Last week, I attended the annual CEO Summit hosted by Business Leaders for Michigan at the Detroit Westin Book Cadillac. As usual, the program featured great speakers, including Barry Broome, CEO, Greater Sacramento Area Economic Council, who kicked off the morning program. Barry led Kalamazoo’s Southwest Michigan First during the period after Pfizer shuttered the human health R&D operations in 2003. His bullish efforts resulted in the community coalescing around a life science focused economic development plan that was successful in not only retaining great talent and jobs, but put Kalamazoo on a firm base to continue a strong economic concentration in the bio-industry.

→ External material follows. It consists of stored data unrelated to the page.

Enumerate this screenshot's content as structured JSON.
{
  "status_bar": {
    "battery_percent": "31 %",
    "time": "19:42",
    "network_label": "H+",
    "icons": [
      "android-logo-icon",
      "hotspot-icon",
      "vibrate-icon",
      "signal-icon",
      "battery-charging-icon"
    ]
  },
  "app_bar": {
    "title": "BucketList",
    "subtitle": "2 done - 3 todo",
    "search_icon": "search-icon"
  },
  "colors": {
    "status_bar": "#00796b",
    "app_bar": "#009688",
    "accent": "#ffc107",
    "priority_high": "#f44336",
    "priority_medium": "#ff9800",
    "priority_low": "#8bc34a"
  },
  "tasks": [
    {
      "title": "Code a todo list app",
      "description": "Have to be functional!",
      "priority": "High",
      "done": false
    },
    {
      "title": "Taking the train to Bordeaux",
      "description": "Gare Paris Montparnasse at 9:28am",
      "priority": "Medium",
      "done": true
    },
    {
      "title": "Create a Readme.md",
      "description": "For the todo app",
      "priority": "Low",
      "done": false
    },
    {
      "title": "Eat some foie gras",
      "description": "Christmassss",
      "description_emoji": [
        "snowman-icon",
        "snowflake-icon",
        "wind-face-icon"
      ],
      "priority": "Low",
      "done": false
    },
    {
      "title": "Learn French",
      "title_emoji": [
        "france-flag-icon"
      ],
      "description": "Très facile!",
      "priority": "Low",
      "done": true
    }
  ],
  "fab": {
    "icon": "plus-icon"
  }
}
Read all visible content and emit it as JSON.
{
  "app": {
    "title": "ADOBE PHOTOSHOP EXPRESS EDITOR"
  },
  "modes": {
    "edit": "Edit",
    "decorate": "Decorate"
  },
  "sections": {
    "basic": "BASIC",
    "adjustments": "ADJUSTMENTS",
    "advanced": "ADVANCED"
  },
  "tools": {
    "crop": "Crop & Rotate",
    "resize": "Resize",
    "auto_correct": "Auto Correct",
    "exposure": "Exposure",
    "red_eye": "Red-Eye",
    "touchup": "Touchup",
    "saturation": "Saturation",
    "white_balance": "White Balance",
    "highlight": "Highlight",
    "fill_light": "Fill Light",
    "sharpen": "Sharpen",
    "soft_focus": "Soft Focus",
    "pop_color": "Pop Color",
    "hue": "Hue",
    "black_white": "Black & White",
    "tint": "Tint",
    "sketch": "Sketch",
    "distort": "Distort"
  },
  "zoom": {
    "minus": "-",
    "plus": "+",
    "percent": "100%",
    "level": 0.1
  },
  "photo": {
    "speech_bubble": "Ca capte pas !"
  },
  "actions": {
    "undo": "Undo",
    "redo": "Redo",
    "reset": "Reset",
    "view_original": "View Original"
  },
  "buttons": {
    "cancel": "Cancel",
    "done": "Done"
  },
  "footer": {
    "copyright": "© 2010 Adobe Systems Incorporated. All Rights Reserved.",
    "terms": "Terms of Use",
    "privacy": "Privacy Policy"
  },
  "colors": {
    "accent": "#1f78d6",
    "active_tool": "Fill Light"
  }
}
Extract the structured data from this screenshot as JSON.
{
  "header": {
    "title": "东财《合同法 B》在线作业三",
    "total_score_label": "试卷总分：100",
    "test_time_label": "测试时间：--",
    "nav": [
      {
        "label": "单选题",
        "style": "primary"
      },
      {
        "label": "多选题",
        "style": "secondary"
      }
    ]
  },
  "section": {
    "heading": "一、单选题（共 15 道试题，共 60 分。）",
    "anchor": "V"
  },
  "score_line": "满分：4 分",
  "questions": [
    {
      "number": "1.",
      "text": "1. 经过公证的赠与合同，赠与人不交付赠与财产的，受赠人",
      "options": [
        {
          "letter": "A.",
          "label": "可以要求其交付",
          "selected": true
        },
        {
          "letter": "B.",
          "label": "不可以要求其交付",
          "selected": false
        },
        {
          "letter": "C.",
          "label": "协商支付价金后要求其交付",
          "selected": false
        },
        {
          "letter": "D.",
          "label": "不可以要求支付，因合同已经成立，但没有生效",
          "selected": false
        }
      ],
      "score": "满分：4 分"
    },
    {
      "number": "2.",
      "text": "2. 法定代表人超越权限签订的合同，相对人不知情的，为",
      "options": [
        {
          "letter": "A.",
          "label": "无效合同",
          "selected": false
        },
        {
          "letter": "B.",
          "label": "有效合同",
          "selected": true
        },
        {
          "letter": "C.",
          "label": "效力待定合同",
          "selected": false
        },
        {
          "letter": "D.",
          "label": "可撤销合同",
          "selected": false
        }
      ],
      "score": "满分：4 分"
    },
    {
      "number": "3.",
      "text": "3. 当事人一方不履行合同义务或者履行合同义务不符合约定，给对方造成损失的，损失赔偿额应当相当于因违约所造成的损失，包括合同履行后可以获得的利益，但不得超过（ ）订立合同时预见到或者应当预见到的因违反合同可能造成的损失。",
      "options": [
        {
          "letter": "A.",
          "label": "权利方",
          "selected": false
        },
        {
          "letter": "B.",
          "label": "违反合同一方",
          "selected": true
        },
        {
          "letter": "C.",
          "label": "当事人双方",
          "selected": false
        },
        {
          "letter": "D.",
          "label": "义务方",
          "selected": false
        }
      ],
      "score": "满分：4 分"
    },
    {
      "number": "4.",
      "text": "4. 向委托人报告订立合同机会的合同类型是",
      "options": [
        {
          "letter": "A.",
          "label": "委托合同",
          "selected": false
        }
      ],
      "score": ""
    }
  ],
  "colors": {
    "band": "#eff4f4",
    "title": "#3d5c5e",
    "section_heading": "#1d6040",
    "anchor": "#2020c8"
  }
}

I ended the week with my monthly advisory committee meeting at Genesys Health in Grand Blanc. Their efforts to develop an integrated health technology innovation concept for their campus continue to evolve and are now including conversations with external investment and innovation partners.
Lastly, MichBio just finished hosting Three Leaf Ventures in a BioConnections Partnering Day. The family investment office, based in Denver, CO, now has a formal presence in Ann Arbor. Sean Kearney, Managing Director, and Kiki Broe, Senior Associate, met with eight bioscience companies that pitched their technologies and product commercialization plans.
Also this week MichBio welcomed Kate Oesterle as its new Director of Marketing & Communications. She’s off to a great start - this newsletter is her first product – and trying to familiarize herself quickly with Michigan’s bio-industry. Kate comes to MichBio most recently from The Heat and Warmth Fund (THAW), a statewide non-profit provider of utility assistance for Michigan residents in need. Attendees at the next BioArbor on December 3 will have a chance to meet her in person. In the meantime do make a point to interact with her – she can be reached at firstname.lastname@example.org or 734-527-9147.
That’s it for now…have a great Thanksgiving holiday and we’ll catch up in December.